The climax of the 2021-2022 eruption of Hunga Volcano (also called Hunga Tonga – Hunga Ha’apai) on the 15th January 2022 was the most explosive volcanic eruption this century. The eruption generated pressure waves that travelled around the planet multiple times, ash clouds that reached the mesosphere, tsunamis with run-ups over 10 m and severed the subsea telecommunication cables that connected the Kingdom of Tonga to the rest of the world.
Hunga Volcano, 70 km offshore from Tongatapu, is an almost entirely submerged caldera volcano. The 2023 eruption was the most explosive in recent history, and resulted in substantial modification to the seafloor. By comparing bathymetric datasets from before the eruption with datasets acquired by this team and autonomous vehicles in the months immediately after the event, we are able to identify the impacts of the eruption on the seafloor and the processes that caused the damage to the cables and, by combining this with auxiliary datasets, provide new constraints on the speed and dynamics of volcanic triggered submarine flows.

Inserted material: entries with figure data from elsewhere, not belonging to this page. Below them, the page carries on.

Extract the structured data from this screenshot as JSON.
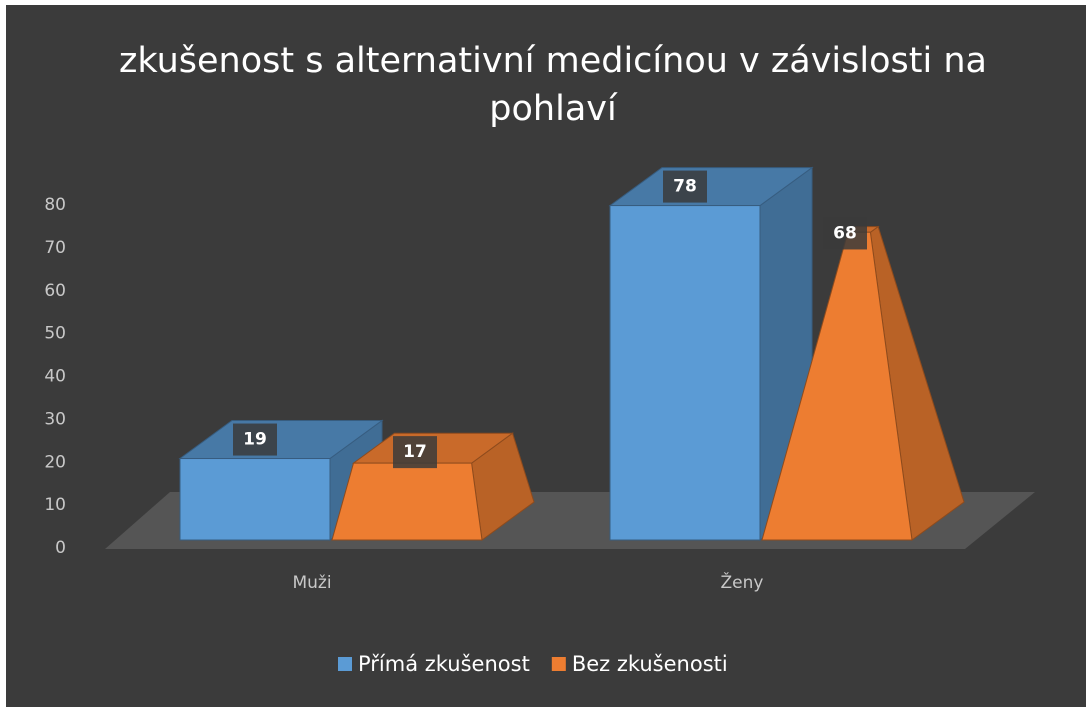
{
  "chart_data": {
    "type": "bar3d",
    "title": "zkušenost s alternativní medicínou v závislosti na pohlaví",
    "categories": [
      "Muži",
      "Ženy"
    ],
    "series": [
      {
        "name": "Přímá zkušenost",
        "color": "#5b9bd5",
        "shape": "box",
        "values": [
          19,
          78
        ]
      },
      {
        "name": "Bez zkušenosti",
        "color": "#ed7d31",
        "shape": "pyramid",
        "values": [
          17,
          68
        ]
      }
    ],
    "ylim": [
      0,
      80
    ],
    "yticks": [
      0,
      10,
      20,
      30,
      40,
      50,
      60,
      70,
      80
    ],
    "legend": "bottom"
  }
}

The eruption deepened the caldera floor by 800 m, with a loss of > 6 km3 of material, while high energy submarine density flows, focussed into gullies, caused upwards of 90 m of erosion higher up the flanks and deposited large lobes of material at the bases of them. These flows travelled hundreds of kilometres from the volcano at some of the fastest speeds ever measured for submarine density flows and were responsible for the damage to the subsea cables.